Aktien: Liquiditäts-Hausse
Die Kurse an den internationalen Aktienmärkten wurden einerseits durch eine besser als erwartet verlaufene Berichtssaison der Unternehmen zum 2. Quartal beflügelt. Offensichtlich wurden die Erwartungen durch Analysten angesichts der unsicheren Auswirkungen der Corona-Pandemie im Vorwege zu weit herabgestuft. Zudem befeuerte die Aussicht auf weitere und anhaltende Unterstützung durch Fiskal- und Geldpolitik weltweit die Kursentwicklung. Der deutsche Leitindex DAX konnte in diesem Zuge um über 5 Prozent zulegen und notierte Ende August nur noch knapp unter 13.000 Punkten. Die US-Aktienindizes S&P 500 und NASDAQ 100 erreichten – vor allem getrieben durch die großen Technologietitel – sogar neue Allzeithöchststände.
Währungen: Euro seitwärts
Der Euro notierte im Vergleich zum US-Dollar nach einer deutlichen Aufwertung im Vormonat Ende August kaum verändert bei 1,19 EUR/USD.
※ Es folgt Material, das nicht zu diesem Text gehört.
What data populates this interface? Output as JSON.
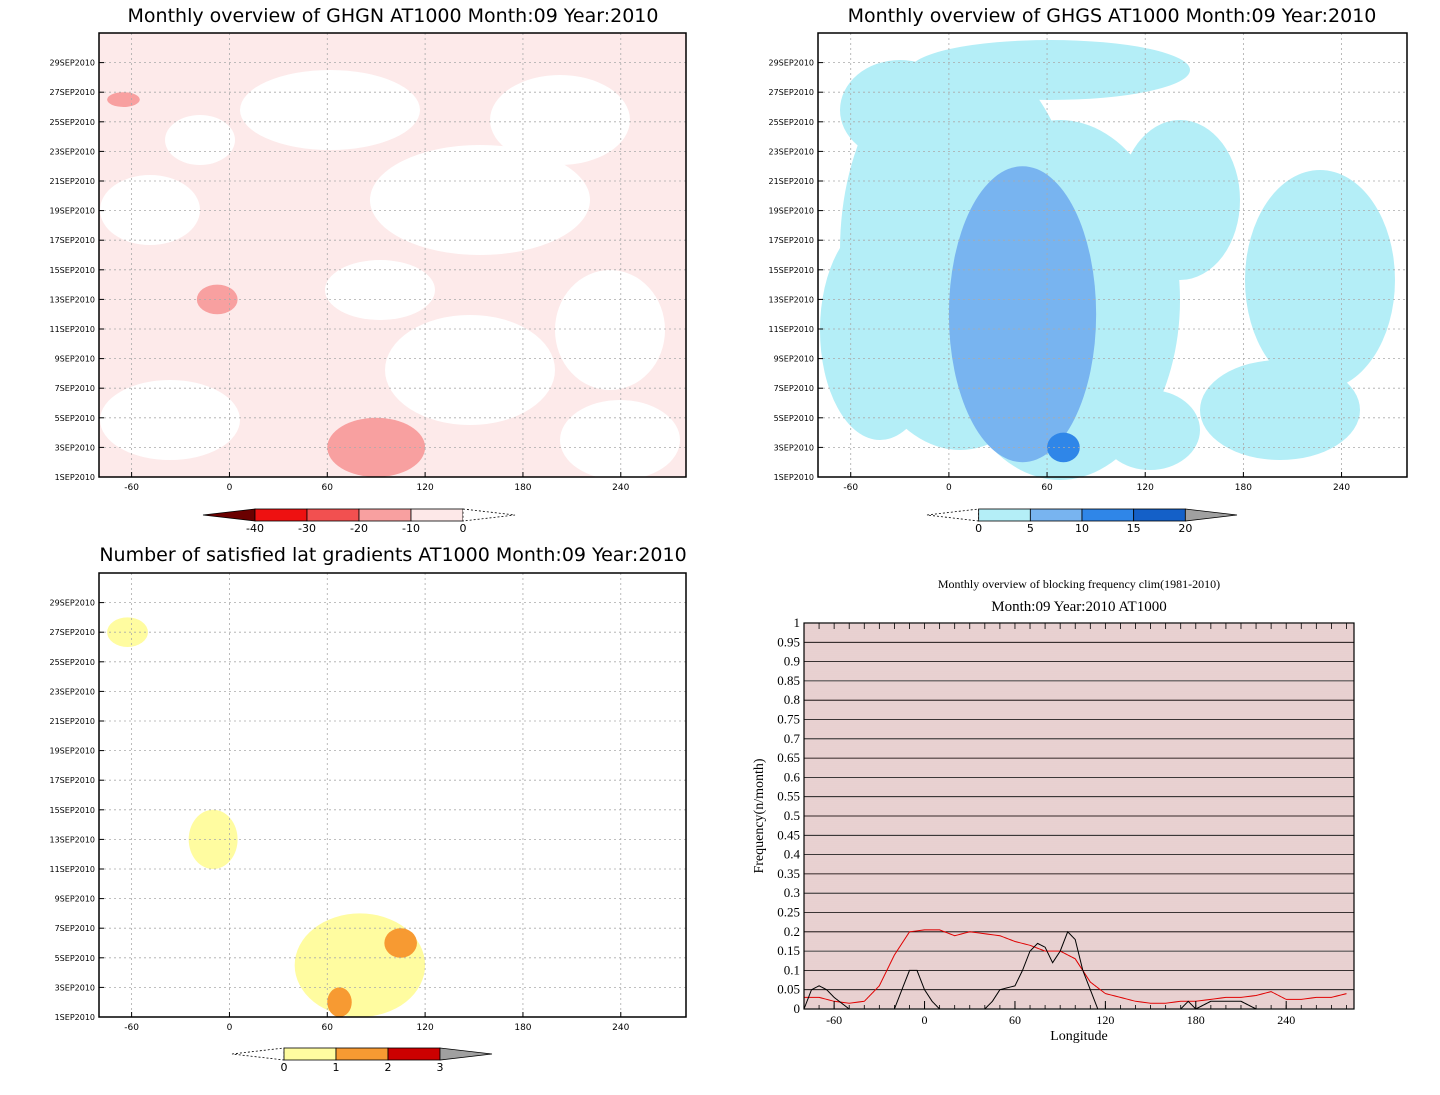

Rohstoffe: Rohöl und Gold weiter gefragt
Der Preis für ein Barrel Rohöl der Sorte Brent stieg mit der Aussicht auf eine weitere konjunkturelle Erholung leicht auf 45,70 US-Dollar. Ein neues Allzeithoch bei 2.063 US-Dollar hatte hingegen der Goldkurs Anfang August zu verzeichnen. Auch wenn die Notierungen bis zum Monatsende wieder unter die Marke von 2.000 US-Dollar fielen, bleiben die „sicheren Häfen“ der Kapitalanlage offensichtlich weiterhin gefragt.
Implikationen für Anleger
Klassische fundamentale und volkswirtschaftliche Zusammenhänge spielen bei der Kursfindung an den internationalen Kapitalmärkten derzeit nur noch eine untergeordnete Rolle. Weitaus mehr Beachtung finden geld- und fiskalpolitische Ankündigungen, v.a. wenn es sich um Konjunkturpakete, Wertpapierkaufprogramme oder langfristig angekündigte geldpolitische Ausrichtungen geht. Und tatsächlich sind es derzeit ja auch vor allem diese Stützungsmaßnahmen, die einen noch heftigeren Einbruch der Weltkonjunktur und der Börsennotierungen verhindert haben. Allerdings wurden besonders an den Aktienmärkten mittlerweile teilweise historisch hohe Bewertungsmaßstäbe erreicht. Trotzdem agieren Anleger nicht irrational, wenn sie weiterhin Aktien kaufen, denn ein nahe der Nulllinie manifestiertes Zinsniveau rechtfertigt eben auch höhere Kursniveaus bei zinssensitiven Anlageklassen, wie Aktien oder Immobilien, die zudem auch noch positive Cash-Flows generieren. Es ist zwar davon auszugehen, dass manche Notierung künftig auch einmal wieder deutlich korrigieren wird – dafür sprechen allein schon technische Signale wie sehr hohe Abstände zu langfristigen Durchschnitten. Damit dürfte sich die für Aktienmärkte übliche Schwankungsbreite nach unten auch wieder einmal zeigen. Grundsätzlich bleiben aber alle realen Kapitalanlagen inkl. Edelmetallen durch die Niedrigzinsen unterstützt, während Zinsanlagen selbst immer mehr als attraktiver Renditebaustein ausfallen.